Beyond variables, products within the process matter. CEMA, as a vital piece of the planning process, must provide additional inputs, including cyber key terrain as part of the intelligence preparation of the battlefield. Cyber key terrain applies the same frameworks as physical terrain and understanding it is to know “those features that provide tactical advantage to someone attacking or defending a network.”[19] Knowing cyber key terrain not only enables offensive maneuver also provides additional disruption to the enemy’s intrusion kill chain in cyberspace by limiting at least one step in the payload delivery. Mapping and defending your own network strengthens the defense of a unit’s lines of communication and thus limits the delivery of any cyber weapon, even if the threat is persistent.[20] Adding cyberspace and electronic warfare inputs to each step of the deliberate planning process and including them as a new mission variable starts the process of changing behavior within staffs.
Conclusion:
To meet the needs of the tactical force and integrate cyber-electromagnetic operations across all levels of command, three large steps must occur. Adhering to the Army’s talent management program and selecting those with the right knowledge, skills, and background to serve in tactical formations comes first. Having the right people is only part of the battle – preparing those individuals, along with others on the staff, allows for a knowledgeable workforce. To leave a lasting impression, processes must change behavior. Standardization of METT-TC2 and cyber key terrain, along with increased expectation of CEMA effects throughout the steps of MDMP makes cyber an expected part of planning, fully integrating it.
References
[1] Milord, Mike. “Forum addresses Army cyber progress, convergence.” Army.mil. Accessed on November 23, 2015 from http://www.army.mil/article/157613/Forum_addresses_Army_cyber_progress__convergence/?from=RSS.

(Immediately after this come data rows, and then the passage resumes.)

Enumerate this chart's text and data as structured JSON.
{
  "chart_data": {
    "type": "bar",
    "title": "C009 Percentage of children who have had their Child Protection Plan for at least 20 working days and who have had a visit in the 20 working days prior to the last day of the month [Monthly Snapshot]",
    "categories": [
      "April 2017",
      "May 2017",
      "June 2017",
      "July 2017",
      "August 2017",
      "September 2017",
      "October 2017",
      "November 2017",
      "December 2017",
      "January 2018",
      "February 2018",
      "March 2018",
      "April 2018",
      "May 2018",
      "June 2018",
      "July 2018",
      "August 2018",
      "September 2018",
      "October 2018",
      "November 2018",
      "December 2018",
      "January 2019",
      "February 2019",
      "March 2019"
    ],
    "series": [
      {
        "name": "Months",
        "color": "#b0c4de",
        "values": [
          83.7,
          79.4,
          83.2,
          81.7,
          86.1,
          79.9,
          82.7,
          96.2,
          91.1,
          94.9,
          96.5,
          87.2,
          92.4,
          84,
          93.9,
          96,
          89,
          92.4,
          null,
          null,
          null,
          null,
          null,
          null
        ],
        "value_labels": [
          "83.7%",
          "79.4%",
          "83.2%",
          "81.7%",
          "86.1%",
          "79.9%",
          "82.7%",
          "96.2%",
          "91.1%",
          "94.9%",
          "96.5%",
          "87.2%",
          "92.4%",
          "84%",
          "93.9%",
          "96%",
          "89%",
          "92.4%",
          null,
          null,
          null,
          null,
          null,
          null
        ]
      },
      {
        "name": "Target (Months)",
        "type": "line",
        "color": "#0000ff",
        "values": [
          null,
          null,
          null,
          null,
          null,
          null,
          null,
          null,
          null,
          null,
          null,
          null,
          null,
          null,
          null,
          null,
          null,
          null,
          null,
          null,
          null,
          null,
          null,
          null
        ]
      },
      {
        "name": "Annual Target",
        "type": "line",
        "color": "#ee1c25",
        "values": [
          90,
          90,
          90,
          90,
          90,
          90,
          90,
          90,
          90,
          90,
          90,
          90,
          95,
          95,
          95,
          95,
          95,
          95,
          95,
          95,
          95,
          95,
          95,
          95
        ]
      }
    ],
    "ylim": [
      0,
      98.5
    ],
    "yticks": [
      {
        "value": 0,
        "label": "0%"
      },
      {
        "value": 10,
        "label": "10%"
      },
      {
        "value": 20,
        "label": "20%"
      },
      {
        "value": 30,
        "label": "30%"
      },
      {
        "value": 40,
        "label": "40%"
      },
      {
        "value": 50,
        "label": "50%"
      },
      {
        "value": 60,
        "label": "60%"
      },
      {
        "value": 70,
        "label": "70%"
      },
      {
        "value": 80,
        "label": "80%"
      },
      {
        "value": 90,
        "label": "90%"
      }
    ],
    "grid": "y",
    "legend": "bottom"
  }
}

[2] Freedberg, Sydney J. “Army Puts ‘Cyber Soldiers’ In the Mud.” Breaking Defense. Accessed on November 23, 2015 from http://breakingdefense.com/2015/11/army-puts-cyber-soldiers-in-the-mud/.
[3] Office of Economic and Manpower Analysis. “Purpose.” U.S. Army Talent Management. Accessed November 23, 2015 from https://talent.army.mil/.
[4] U.S. Army Combined Arms Center. “ Talent Management Concept of Operations for Force 2025 and Beyond.” (U.S. Army, Fort Leavenworth, KS: September 2015), 14.
[5] Boudreau, Todd. Discussion with the author. November 20, 2015.
[6] Boudreau.
[7] Putnam, Robert D. and Lewis M. Feldstein, Better Together: Restoring the American Community (New York: Simon and Schuster, 2003), 2.
[8] Putnam, Robert D., Making Democracy Work: Civic Traditions in Modern Italy (Princeton: Princeton University Press, 1993), 167.
[9] Boudreau.
[10] Tate, Ryan and Charlie Lewis. “Cyber 76ers: Forging a Force of Cyber Planners.” Cyber Defense Review. Accessed from Cyber 76ers: Forging a Force of Cyber Planners
[11] Croom, Benjamin (CGSC Instructor). Discussion with the author. October 29, 2015.
[12] The author is the ALCOC course manager.
[13] Elrod, Hal and Jordan Harbinger. Art of Charm: Bonus: Beyond the Bestseller. Podcast audio. Art of Charm. MP3. Accessed November 23, 2015 from iTunes Podcast.
[14] Headquarters, Department of the Army. “ADRP 5-0: The Operations Process.” Washington D.C., May 2012. 1-7, 1-9, and 2-12.
[15] “ADRP 5-0”, 1-8-1-9.
[16] Ibid, pg 1-7, 1-8.
[17] Montgomery, Brian. Discussion with the author. October 29, 2015. The author had a discussion with MAJ Montgomery at Fort Leavenworth where MAJ Montgomery stated the need to add this to their planning process while at CGSC.
[18] “Joint Publication 3-12(R): Cyberspace Operations.” Department of Defense. Washington D.C.: 2013, I-3.
[19] Raymond, David, Conti, Gregory, Cross, Tom, and Michael Nowatkowski. “Key Terrain in Cyberspace: Seeking the High Ground.” 6th International Conference on Cyber Conflict, ed P. Brangetto, M. Maybaum, J. Stinissen, 2014, 295, 297.
[20] Hutchins, Eric M., Cloppert, Michael J., and Rohan M. Amin. “Intelligence-Driven Computer Network Defense Informed by Analysis of Adversary Campaigns and Intrusion Kill Chains.” Lockheed Martin Corporation, 4.